La presse en scène

Annexe 2. Le Semeur

Table des matières

BARBARA T. COOPER

Le Semeur, journal religieux, politique, philosophique et littéraire, t. 8, no 39 (29 sept. 1839), p. 310-311.

VARIÉTÉS.

DÉBATS ENTRE LA GAZETTE DE FRANCE ET L’UNIVERS.

Deux feuilles catholiques, la Gazette de France et l’Univers, entretiennent depuis quel-ques jours une polémique des plus vives sur des questions à l’égard desquelles nous ne concevons pas que des journaux qui se donnent comme les organes du christianisme et d’une Église infaillible puissent être en désaccord.

Nous ne comptons pas analyser ces discussions, mais seulement en recueillir ce qui peut être utile à la cause que tous les chrétiens doivent défendre. Sous ce rapport, nous aurons plus à emprunter à l’Univers qu’à la Gazette, feuille d’une sincérité suspecte, pour les doctrines et les allures de laquelle nous nous sentons le plus grand éloignement.

Voici quelques passages de l’Univers, où ce journal rappelle à la Gazette ce qu’un jour-nal chrétien ne devrait jamais oublier, et ce que plusieurs journaux catholiques mécon-naissent complètement, le respect du dimanche, un soin scrupuleux à écarter du commerce des annonces les titres des ouvrages immoraux, enfin la manière dont il convient aux hommes religieux d’envisager le théâtre.
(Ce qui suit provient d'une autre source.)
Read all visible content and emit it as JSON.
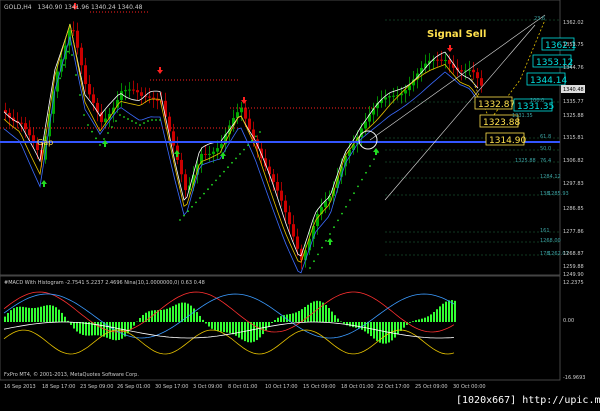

« À tort ou à raison nous nous sommes figuré que les journalistes sont comme de simples mortels soumis à la loi de Dieu, et que la liberté qu’ils prennent de s’en dispenser sur certains points est un grand mal, un grand scandale ; nous sommes convaincus de plus que ce mal n’est pas sans remède, et qu’en le faisant connaître, qu’en avertissant les journalistes chrétiens qui, par ignorance, par inattention ou par aveuglement, s’en rendent coupables, nous pourrons parvenir, sinon à le guérir entièrement, du moins à le diminuer : et si nous nous sommes d’abord adressés à la Gazette, c’est parce que cette feuille étant possédée et dirigée par un prêtre, le scandale qui vient d’elle est plus grand, c’est encore parce que nous devons espérer, par la même raison, qu’elle comprendra plus facilement que toute autre la vérité de nos paroles et la justice de nos réclamations ; c’est enfin parce que, une fois convertie, nous comptons beaucoup sur son zèle et sur son influence pour obtenir des autres journaux chrétiens la réforme que nous sollicitons.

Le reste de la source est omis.